Project funding shows one way to fairer outcomes
Background
The Port of Seattle recently announced completion of the Miller Creek Restoration Project at the north end of Sea-Tac Airport. The Port frames the project as a multi-jurisdictional success. We agree. This is a legitimate environmental improvement: new fish-passable culverts, re-meandering of the channel, and restored floodplain. It also sits on land the Port acquired decades ago using FAA grants for the Third Runway — land that is now part of North End Redevelopment Area (NERA), a plan the FAA and the City of Burien have invested in heavily for many years.
But the way the project was funded was by no means equitable. (We have some quibbles with the math on this press release. Documents from the two cities read at least $4.1 million.)
| Contributor | Amount | Source Funding |
|---|---|---|
| City of Burien | 1050000 | Burien stormwater utility fees (SWM charges) |
| City of SeaTac | 985000 | SeaTac stormwater utility fees (Fund 403) |
| Port of Seattle | 800000 | Airport Development Fund (CIP C801156 / Aeronautical Reserve transfer) |
| WA Dept. of Ecology | 700000 | State stormwater / fish-passage grant |
| Total Project Cost | 4122500 |
Regardless, Burien and SeaTac ratepayers contributed the largest pieces.
Why the Port’s share matters
Apart from other considerations, the Port’s finances dwarf those of either city. Both Burien and SeaTac relied on rate payer fees (stormwater utility) to fund their respective shares. Burien in particular is currently facing significant financial stress. Any reduction in cost share frees up funds for other much needed city projects.
Community members rightfully complain that the airport generates enormous ongoing revenue streams, almost none of which is used to address the negative impacts of those operations. The Port (correctly) states that, under federal law, airport revenue cannot be used for non-airport uses except in very specific cases–such as Port Packages.
However, for this project, the Port’s contribution did come from airport revenue, specifically the Airport Development Fund (ADF).
Miller Creek will not look like airport operations to most people. However, the funding qualifies because the restoration sits on land purchased with FAA grants. Even though it was never used for airport operations, the original purchase was based on an early (abandoned) design for the Third Runway.

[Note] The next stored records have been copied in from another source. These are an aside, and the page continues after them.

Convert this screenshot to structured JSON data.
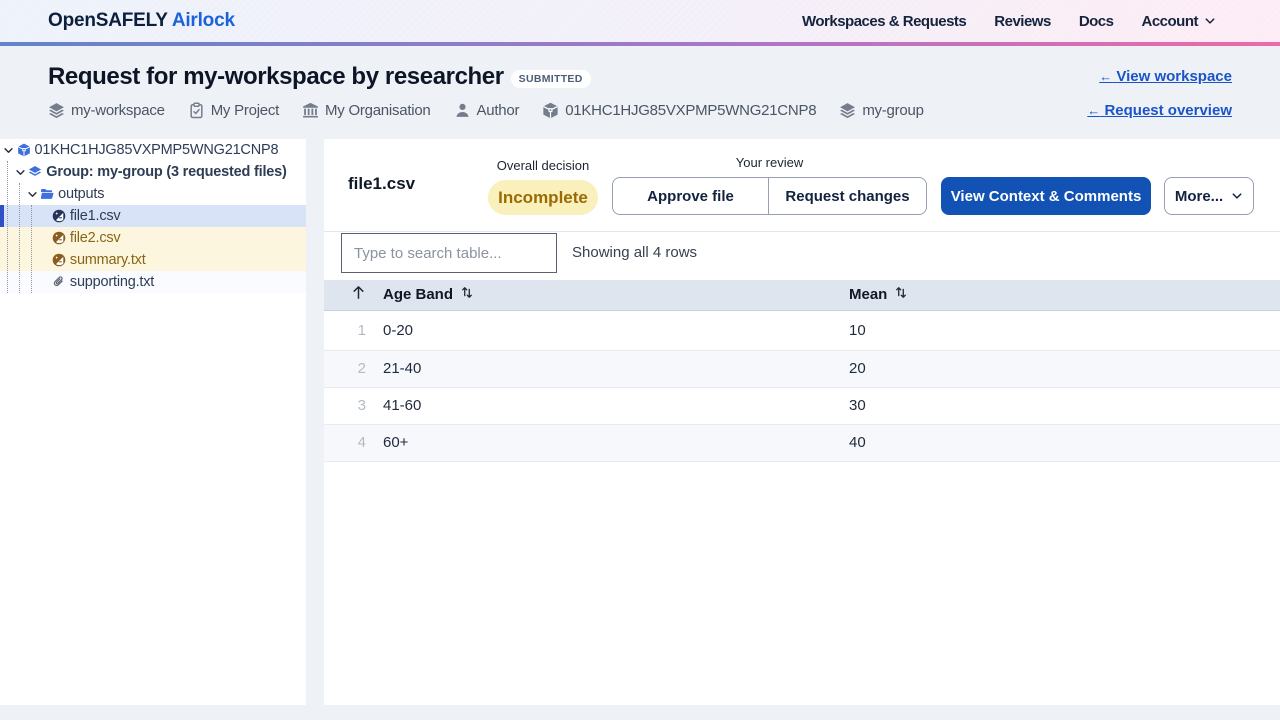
{
  "navbar": {
    "brand": {
      "primary": "OpenSAFELY",
      "secondary": "Airlock"
    },
    "items": [
      {
        "label": "Workspaces & Requests"
      },
      {
        "label": "Reviews"
      },
      {
        "label": "Docs"
      },
      {
        "label": "Account"
      }
    ]
  },
  "header": {
    "title": "Request for my-workspace by researcher",
    "status": "SUBMITTED",
    "links": [
      {
        "arrow": "←",
        "label": "View workspace"
      },
      {
        "arrow": "←",
        "label": "Request overview"
      }
    ],
    "meta": [
      {
        "icon": "layers-icon",
        "label": "my-workspace"
      },
      {
        "icon": "clipboard-check-icon",
        "label": "My Project"
      },
      {
        "icon": "building-columns-icon",
        "label": "My Organisation"
      },
      {
        "icon": "user-icon",
        "label": "Author"
      },
      {
        "icon": "cube-icon",
        "label": "01KHC1HJG85VXPMP5WNG21CNP8"
      },
      {
        "icon": "layers-icon",
        "label": "my-group"
      }
    ]
  },
  "sidebar": {
    "tree": [
      {
        "label": "01KHC1HJG85VXPMP5WNG21CNP8",
        "icon": "cube-icon",
        "level": 0,
        "expanded": true
      },
      {
        "label": "Group: my-group (3 requested files)",
        "icon": "layers-icon",
        "level": 1,
        "expanded": true,
        "bold": true
      },
      {
        "label": "outputs",
        "icon": "folder-open-icon",
        "level": 2,
        "expanded": true
      },
      {
        "label": "file1.csv",
        "icon": "file-review-icon",
        "level": 3,
        "state": "selected"
      },
      {
        "label": "file2.csv",
        "icon": "file-review-icon",
        "level": 3,
        "state": "output"
      },
      {
        "label": "summary.txt",
        "icon": "file-review-icon",
        "level": 3,
        "state": "output"
      },
      {
        "label": "supporting.txt",
        "icon": "paperclip-icon",
        "level": 3,
        "state": "supporting"
      }
    ]
  },
  "content": {
    "file_title": "file1.csv",
    "overall_decision_label": "Overall decision",
    "decision_value": "Incomplete",
    "your_review_label": "Your review",
    "approve_label": "Approve file",
    "request_changes_label": "Request changes",
    "view_context_label": "View Context & Comments",
    "more_label": "More...",
    "search_placeholder": "Type to search table...",
    "rows_status": "Showing all 4 rows"
  },
  "chart_data": {
    "type": "table",
    "columns": [
      "Age Band",
      "Mean"
    ],
    "rows": [
      {
        "n": "1",
        "age_band": "0-20",
        "mean": "10"
      },
      {
        "n": "2",
        "age_band": "21-40",
        "mean": "20"
      },
      {
        "n": "3",
        "age_band": "41-60",
        "mean": "30"
      },
      {
        "n": "4",
        "age_band": "60+",
        "mean": "40"
      }
    ]
  },
  "colors": {
    "accent_blue": "#1252b4",
    "selected_row": "#d8e3f8",
    "output_row": "#fcf6df",
    "badge_yellow": "#faf0bb",
    "gradient_left": "#6d8dd0",
    "gradient_right": "#ec6ba6"
  }
}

As such the Port could have justified paying any percentage of the project.
The ADF is a combination of airport-generated revenues, including federal grants such as the airport improvement projects and passenger facilities charges programs. It serves as a funding source for capital projects and also as an eighteen month cushion for operations. The balance varies but it is always measured in hundreds of millions of dollars. 2025 Aviation Budget Briefing.It’s a negotiation
To be clear: we are not suggesting that the Port automatically pay 100% of this, or any project. However, we see no legal constraint. All airport revenue is audited by the FAA. There is a routine back and forth on every project funded with federal money. Often the FAA says ‘yes’. Sometimes ‘no’. Quite frequently they require adjustments. It’s an ongoing negotiation.
One other item from that press release. The Port mentions reuse of twenty trees cut down for the Flight Corridor Safety Program as evidence of good stewardship. Apart from the wisdom of removing any of those trees, note that the FCSP is also funded with the ADF–including any tree replacement and mitigation programs.

The blind spot
The Port excels at presenting small cooperative wins while steering cities away from the real negotiations that could materially improve quality of life. This is not hard when we all tend to focus all our attention on only one lever — “change the flight paths”. Doing so misses the far larger opportunities in funding, land use, mitigation, and capital participation.
Local electeds and staff on both sides understandably are excited by projects that look cooperative and environmentally friendly. The optics are excellent: a creek restored, and a photo of everyone in hard hats holding shovels. It is extremely awkward to say to any city, “you should have gotten more.”
The Port knows this.
But this is exactly the blind spot that keeps South King County cities from securing better outcomes from the Port of Seattle.
The current state of airport law is often more like the tax code than any hard and fast set of rules. If you are sophisticated enough, you can take advantage of this system and pay less. If you aren’t, you pay more. That is the reality.
As we said, the Port expects to negotiate with the FAA on every use of airport revenue. We should too.
Local governments have a duty to obtain every possible dollar for community mitigation. To do so requires much more fluency than we have demonstrated to date. Whether the Port ‘should’ do more on its own is like asking players at the Casino to help each other win. It doesn’t work that way.
Miller Creek is a good project. But it is also an example of how our region consistently under-asks, and how the Port benefits when cities don’t see the broader landscape of what is possible.